I AM completely baffled by the current drive to impose academy status on all schools.

It seems that Labour’s policy of using academy status to 'spot-treat' needy schools proved to be such a good idea for some schools that the Tories decided to impose it on all schools, whether needy or not.

I can appreciate that it may be cheaper since academies can employ as teachers people who are not trained or have QTS. Moreover, the latest budget cut government grants for local authority management of schools.

It may also be desirable to escape the National Curriculum and Ofsted but why are Ofsted and the National Curriculum compulsory for council schools, while only academies can be liberated to ‘experiment and innovate’ Academies don’t have to follow the National Curriculum and can set their own term times.
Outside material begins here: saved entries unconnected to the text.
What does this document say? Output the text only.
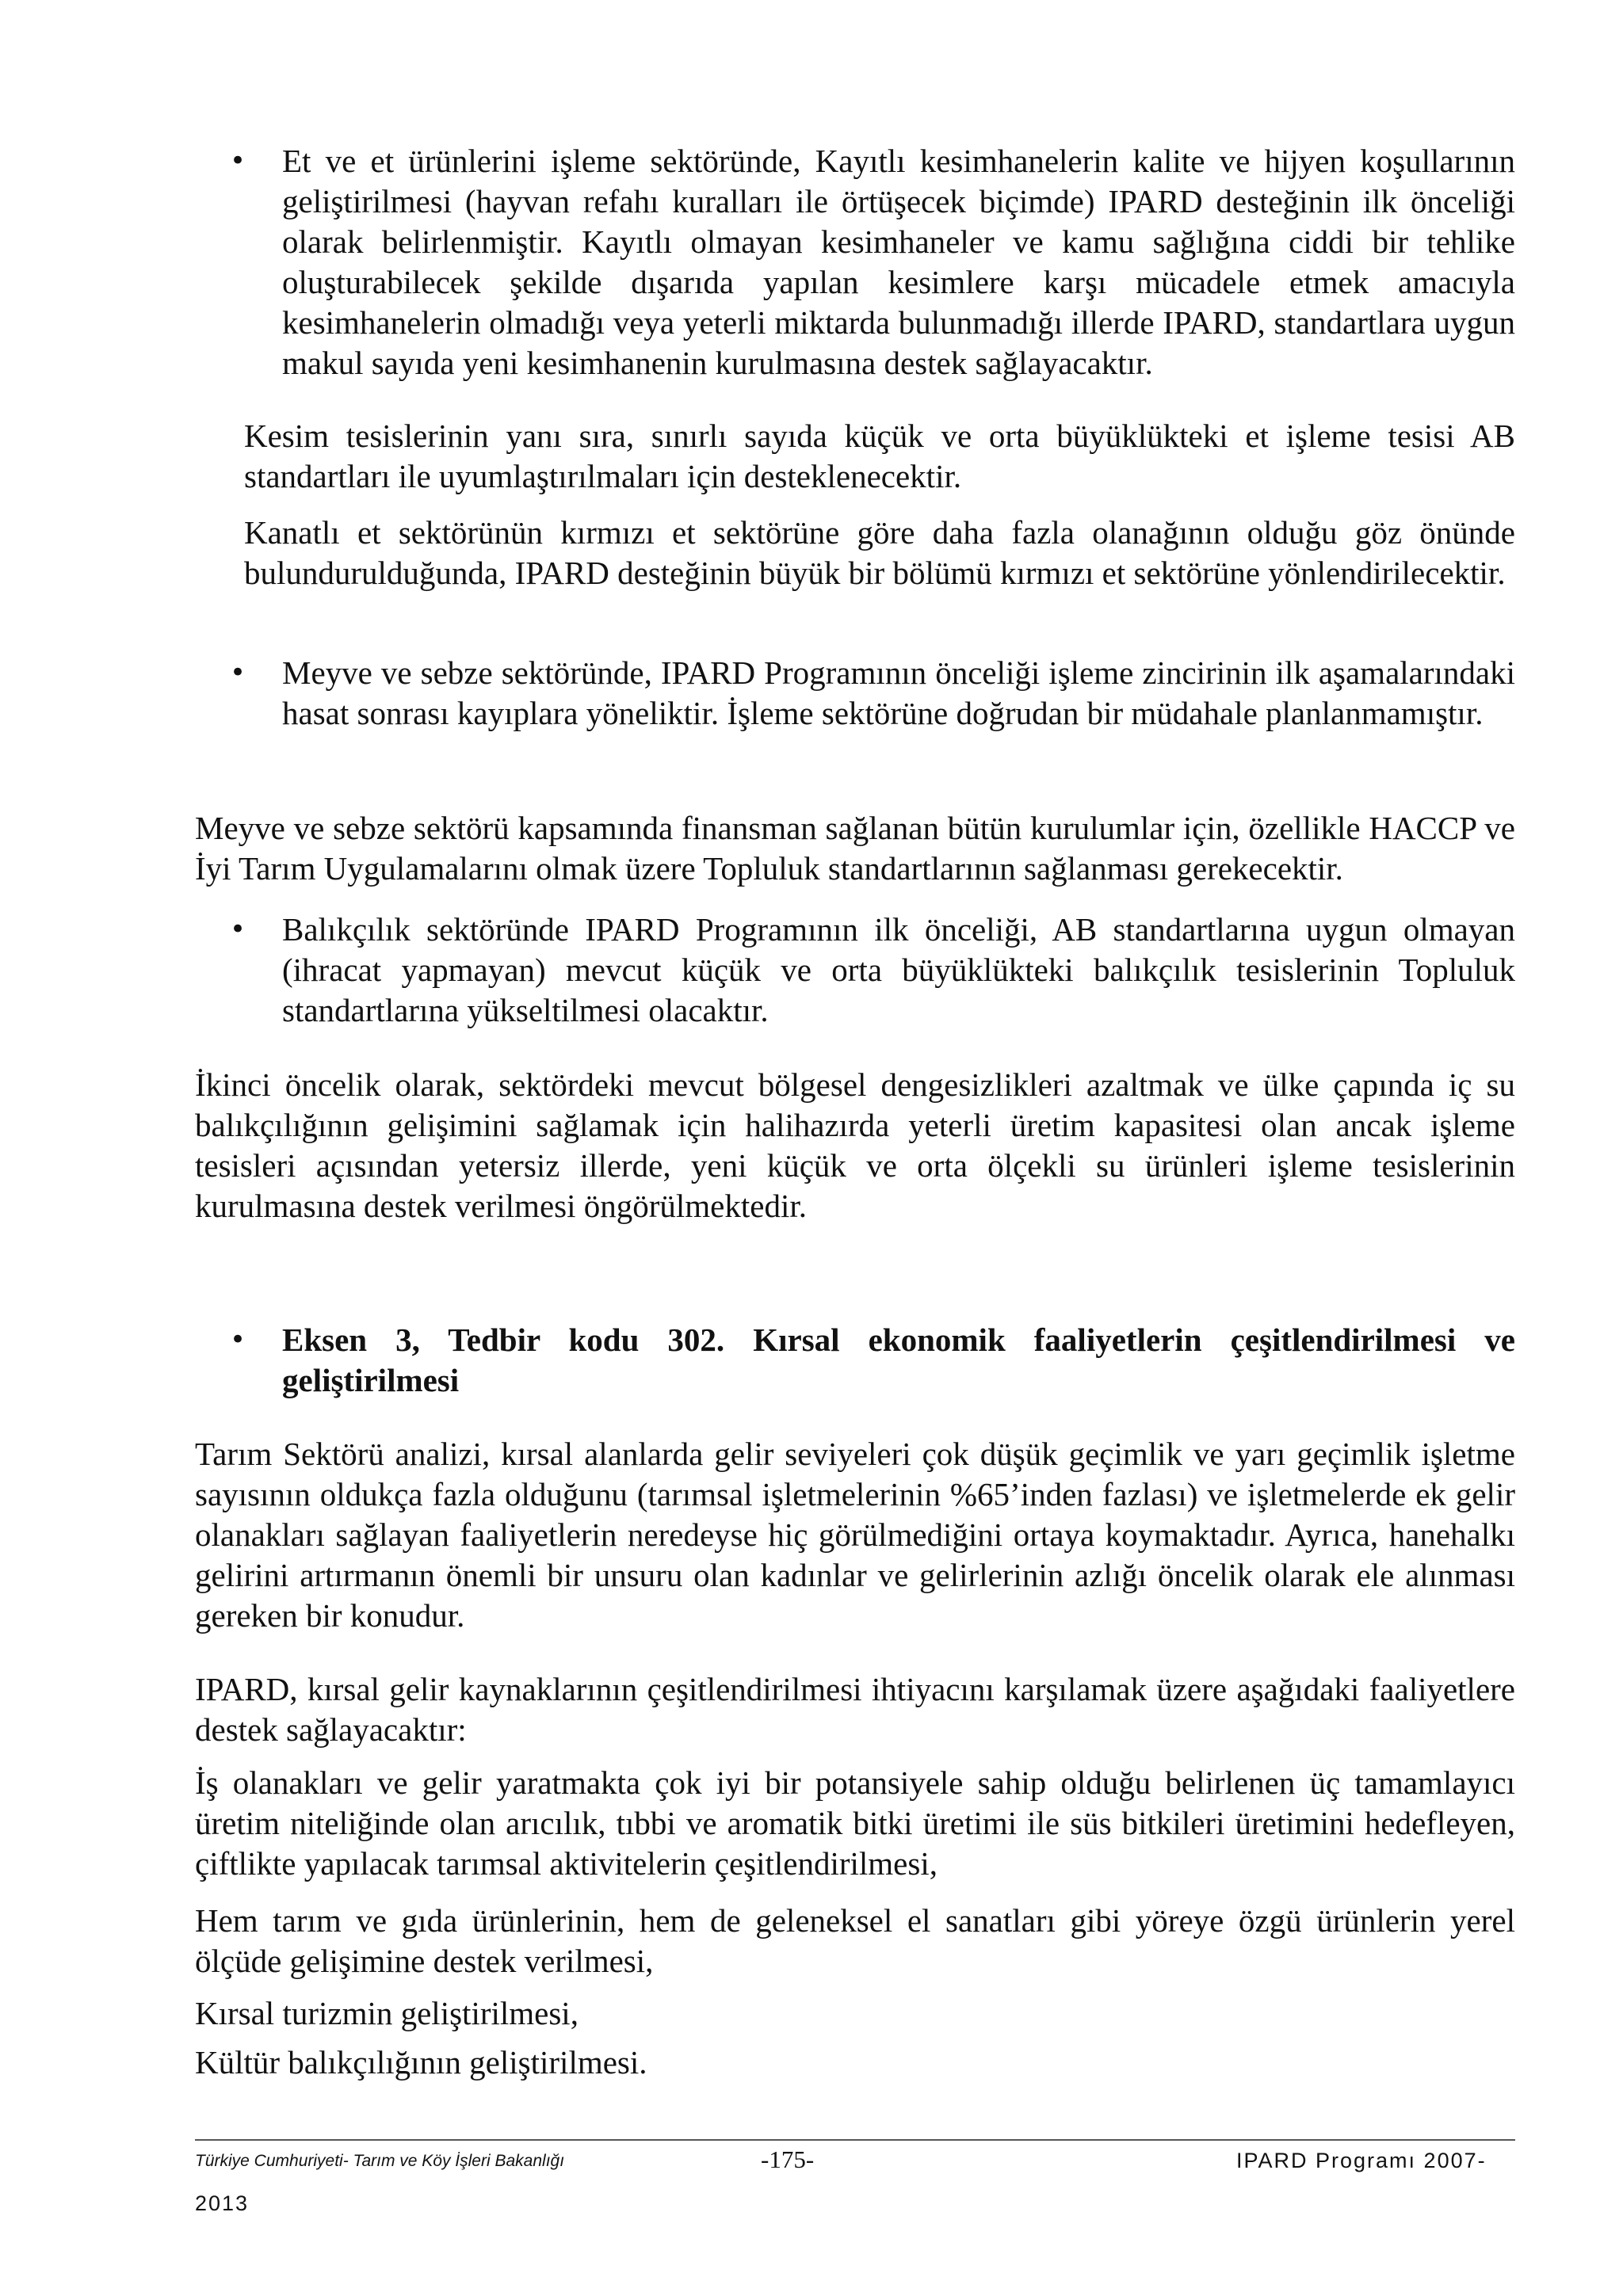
• Et ve et ürünlerini işleme sektöründe, Kayıtlı kesimhanelerin kalite ve hijyen koşullarının geliştirilmesi (hayvan refahı kuralları ile örtüşecek biçimde) IPARD desteğinin ilk önceliği olarak belirlenmiştir. Kayıtlı olmayan kesimhaneler ve kamu sağlığına ciddi bir tehlike oluşturabilecek şekilde dışarıda yapılan kesimlere karşı mücadele etmek amacıyla kesimhanelerin olmadığı veya yeterli miktarda bulunmadığı illerde IPARD, standartlara uygun makul sayıda yeni kesimhanenin kurulmasına destek sağlayacaktır.

Kesim tesislerinin yanı sıra, sınırlı sayıda küçük ve orta büyüklükteki et işleme tesisi AB standartları ile uyumlaştırılmaları için desteklenecektir.

Kanatlı et sektörünün kırmızı et sektörüne göre daha fazla olanağının olduğu göz önünde bulundurulduğunda, IPARD desteğinin büyük bir bölümü kırmızı et sektörüne yönlendirilecektir.

• Meyve ve sebze sektöründe, IPARD Programının önceliği işleme zincirinin ilk aşamalarındaki hasat sonrası kayıplara yöneliktir. İşleme sektörüne doğrudan bir müdahale planlanmamıştır.

Meyve ve sebze sektörü kapsamında finansman sağlanan bütün kurulumlar için, özellikle HACCP ve İyi Tarım Uygulamalarını olmak üzere Topluluk standartlarının sağlanması gerekecektir.

• Balıkçılık sektöründe IPARD Programının ilk önceliği, AB standartlarına uygun olmayan (ihracat yapmayan) mevcut küçük ve orta büyüklükteki balıkçılık tesislerinin Topluluk standartlarına yükseltilmesi olacaktır.

İkinci öncelik olarak, sektördeki mevcut bölgesel dengesizlikleri azaltmak ve ülke çapında iç su balıkçılığının gelişimini sağlamak için halihazırda yeterli üretim kapasitesi olan ancak işleme tesisleri açısından yetersiz illerde, yeni küçük ve orta ölçekli su ürünleri işleme tesislerinin kurulmasına destek verilmesi öngörülmektedir.

• Eksen 3, Tedbir kodu 302. Kırsal ekonomik faaliyetlerin çeşitlendirilmesi ve geliştirilmesi

Tarım Sektörü analizi, kırsal alanlarda gelir seviyeleri çok düşük geçimlik ve yarı geçimlik işletme sayısının oldukça fazla olduğunu (tarımsal işletmelerinin %65’inden fazlası) ve işletmelerde ek gelir olanakları sağlayan faaliyetlerin neredeyse hiç görülmediğini ortaya koymaktadır. Ayrıca, hanehalkı gelirini artırmanın önemli bir unsuru olan kadınlar ve gelirlerinin azlığı öncelik olarak ele alınması gereken bir konudur.

IPARD, kırsal gelir kaynaklarının çeşitlendirilmesi ihtiyacını karşılamak üzere aşağıdaki faaliyetlere destek sağlayacaktır:

İş olanakları ve gelir yaratmakta çok iyi bir potansiyele sahip olduğu belirlenen üç tamamlayıcı üretim niteliğinde olan arıcılık, tıbbi ve aromatik bitki üretimi ile süs bitkileri üretimini hedefleyen, çiftlikte yapılacak tarımsal aktivitelerin çeşitlendirilmesi,

Hem tarım ve gıda ürünlerinin, hem de geleneksel el sanatları gibi yöreye özgü ürünlerin yerel ölçüde gelişimine destek verilmesi,

Kırsal turizmin geliştirilmesi,

Kültür balıkçılığının geliştirilmesi.

Türkiye Cumhuriyeti- Tarım ve Köy İşleri Bakanlığı	-175-	IPARD Programı 2007-
2013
I am very dubious about anything which can be divisive at the very time when we need to stand united.

Academies attract more faith schools, while I would prefer the sort of secular system set up in France.

It is very hard to find statistics on which to base a comparison of academies and council controlled schools.

Eighty-two per cent of council schools are ‘good or outstanding,’ so why can local councils and parents no longer be relied on to run them, even where they are Tory councils?

We do not need academies on this scale.

The election promises to devolve more power to local bodies have faded away.

At election time, Mr Cameron made much of ‘localism’.

He seems to have reversed this policy, first over housing and now over education.

On Countryfile in January 2012 and repeated January 12, 2014, David Cameron appeared on film, promising that it was going to be easier for local people to say that: “We are not going to have the big housing estates swamping our villages, but we would like 10, 20, 30 homes for local people.”

Decisions would be made locally, ‘not by a man in Whitehall’.

Recent experience has convinced me of the need to retain power locally for planning, and now for education.

‘Localism’ was a good idea.

What a pity that it turned into a mirage.